How should this best be approached?? There are a few options:

 1. We could default to using the cached copies if available, but
    provide new flags to force a build to get new ones.
    (--[refresh/flush]-cached-dist-info and
    --[refresh/flush]-cached-[di/installer] ?).
 2. We could default to not using them, flushing them by default at the
    start of the build process, but provide a new flag
    (--use-cached-dist-info and --use-cached-[di/installer] ?) to avoid
    the flush and use them.
 3. We could just always flush them at the start of the build, and rely
    on caching during the build only.
 4. We could add a new option to the clean script, requiring users to
    run that to flush this info if they want it flushed.

Obviously the third is the simplest for users, but least efficient, and
the fourth perhaps requires the most forethought for each build.

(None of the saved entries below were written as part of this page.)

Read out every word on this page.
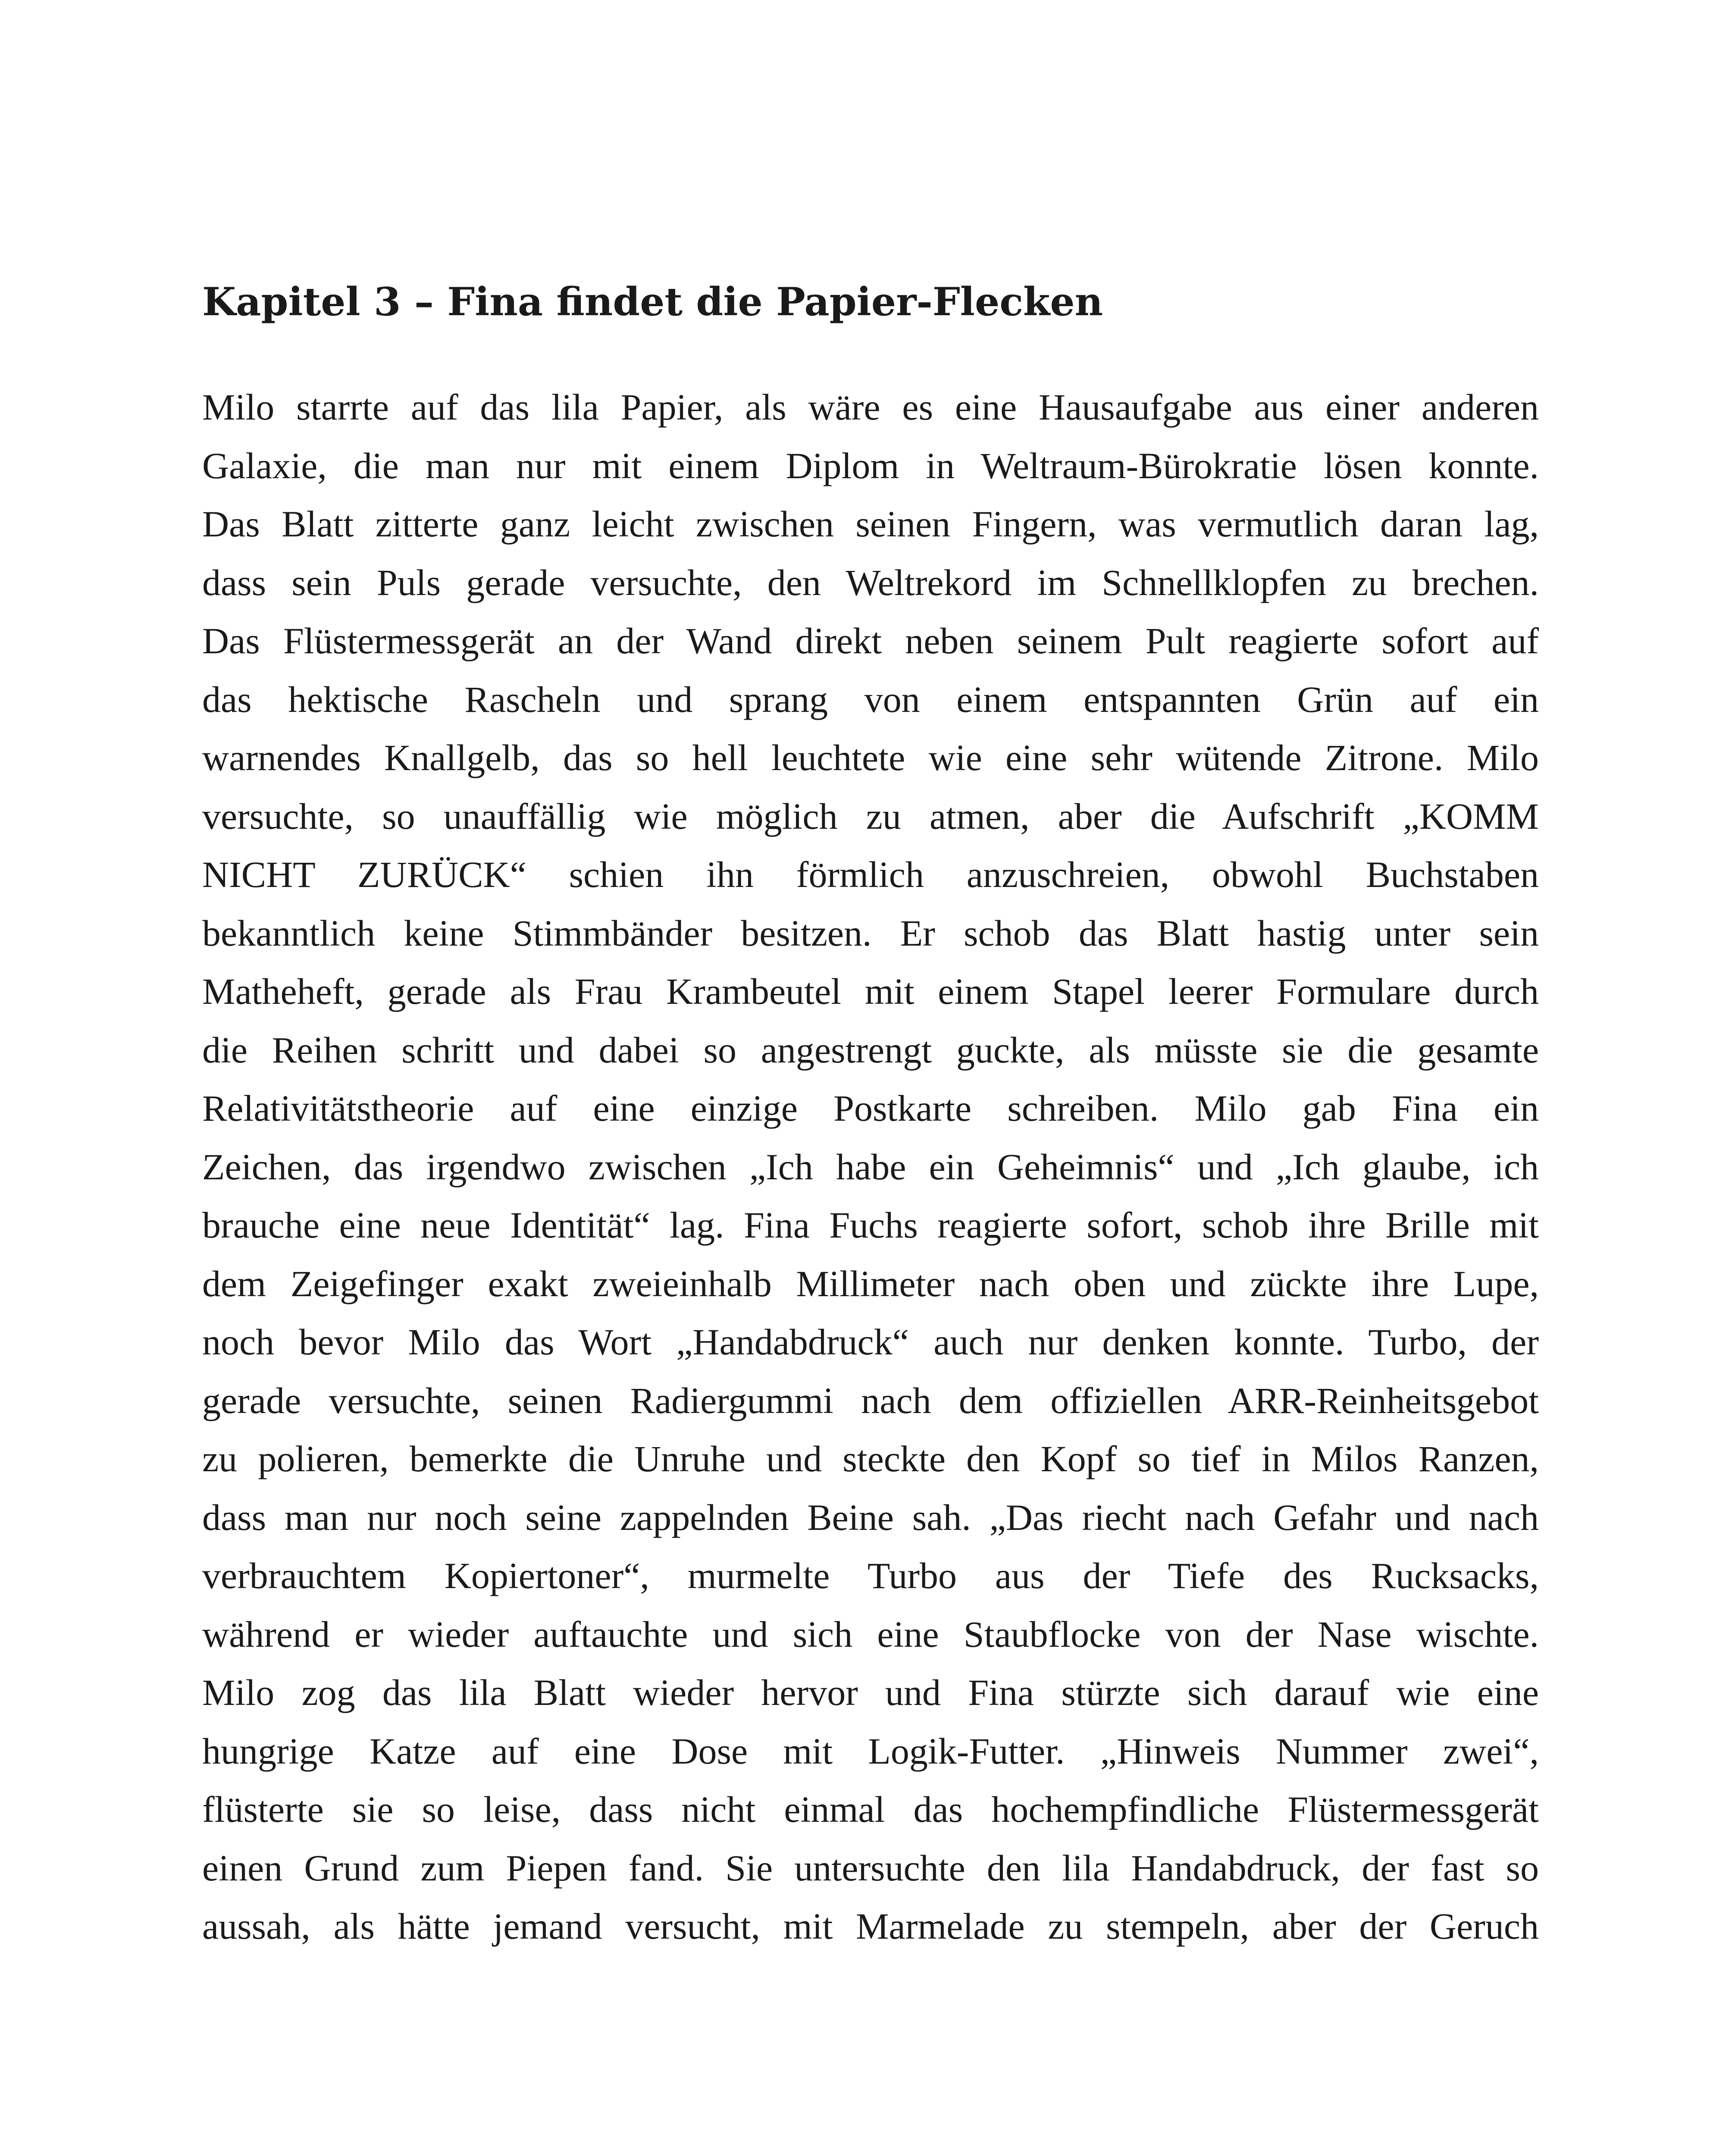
Kapitel 3 – Fina findet die Papier-Flecken
Milo starrte auf das lila Papier, als wäre es eine Hausaufgabe aus einer anderen
Galaxie, die man nur mit einem Diplom in Weltraum-Bürokratie lösen konnte.
Das Blatt zitterte ganz leicht zwischen seinen Fingern, was vermutlich daran lag,
dass sein Puls gerade versuchte, den Weltrekord im Schnellklopfen zu brechen.
Das Flüstermessgerät an der Wand direkt neben seinem Pult reagierte sofort auf
das hektische Rascheln und sprang von einem entspannten Grün auf ein
warnendes Knallgelb, das so hell leuchtete wie eine sehr wütende Zitrone. Milo
versuchte, so unauffällig wie möglich zu atmen, aber die Aufschrift „KOMM
NICHT ZURÜCK“ schien ihn förmlich anzuschreien, obwohl Buchstaben
bekanntlich keine Stimmbänder besitzen. Er schob das Blatt hastig unter sein
Matheheft, gerade als Frau Krambeutel mit einem Stapel leerer Formulare durch
die Reihen schritt und dabei so angestrengt guckte, als müsste sie die gesamte
Relativitätstheorie auf eine einzige Postkarte schreiben. Milo gab Fina ein
Zeichen, das irgendwo zwischen „Ich habe ein Geheimnis“ und „Ich glaube, ich
brauche eine neue Identität“ lag. Fina Fuchs reagierte sofort, schob ihre Brille mit
dem Zeigefinger exakt zweieinhalb Millimeter nach oben und zückte ihre Lupe,
noch bevor Milo das Wort „Handabdruck“ auch nur denken konnte. Turbo, der
gerade versuchte, seinen Radiergummi nach dem offiziellen ARR-Reinheitsgebot
zu polieren, bemerkte die Unruhe und steckte den Kopf so tief in Milos Ranzen,
dass man nur noch seine zappelnden Beine sah. „Das riecht nach Gefahr und nach
verbrauchtem Kopiertoner“, murmelte Turbo aus der Tiefe des Rucksacks,
während er wieder auftauchte und sich eine Staubflocke von der Nase wischte.
Milo zog das lila Blatt wieder hervor und Fina stürzte sich darauf wie eine
hungrige Katze auf eine Dose mit Logik-Futter. „Hinweis Nummer zwei“,
flüsterte sie so leise, dass nicht einmal das hochempfindliche Flüstermessgerät
einen Grund zum Piepen fand. Sie untersuchte den lila Handabdruck, der fast so
aussah, als hätte jemand versucht, mit Marmelade zu stempeln, aber der Geruch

I'm not
certain which I'd consider best, but I think I'd lean towards one of the
first two.

As for implementing it, rather than having the first block of code
downloading a dist-info file doing a flush if required, it would be
cleaner to have a simple 'init' stage to the build process which does
that I think. Or possibly an init script executed at the start of the
bootstrap script.

Summary (tl;dr)
-------------------------------------
Proposal summary:

  * Ditch unnecessary and broken offline build support (disregard
    support in new code now, possibly remove --cache-indices in next
    version).
  * Ditch --cache-packages=false support in next version, if no
    justification for keeping it?
  * Implement one of the first two options under the 'freshness' heading
    above for user control over freshness of dist-info and installer
    (linuz and initrd) files used in a build, in relation to any copies
    available in the cache from a previous build.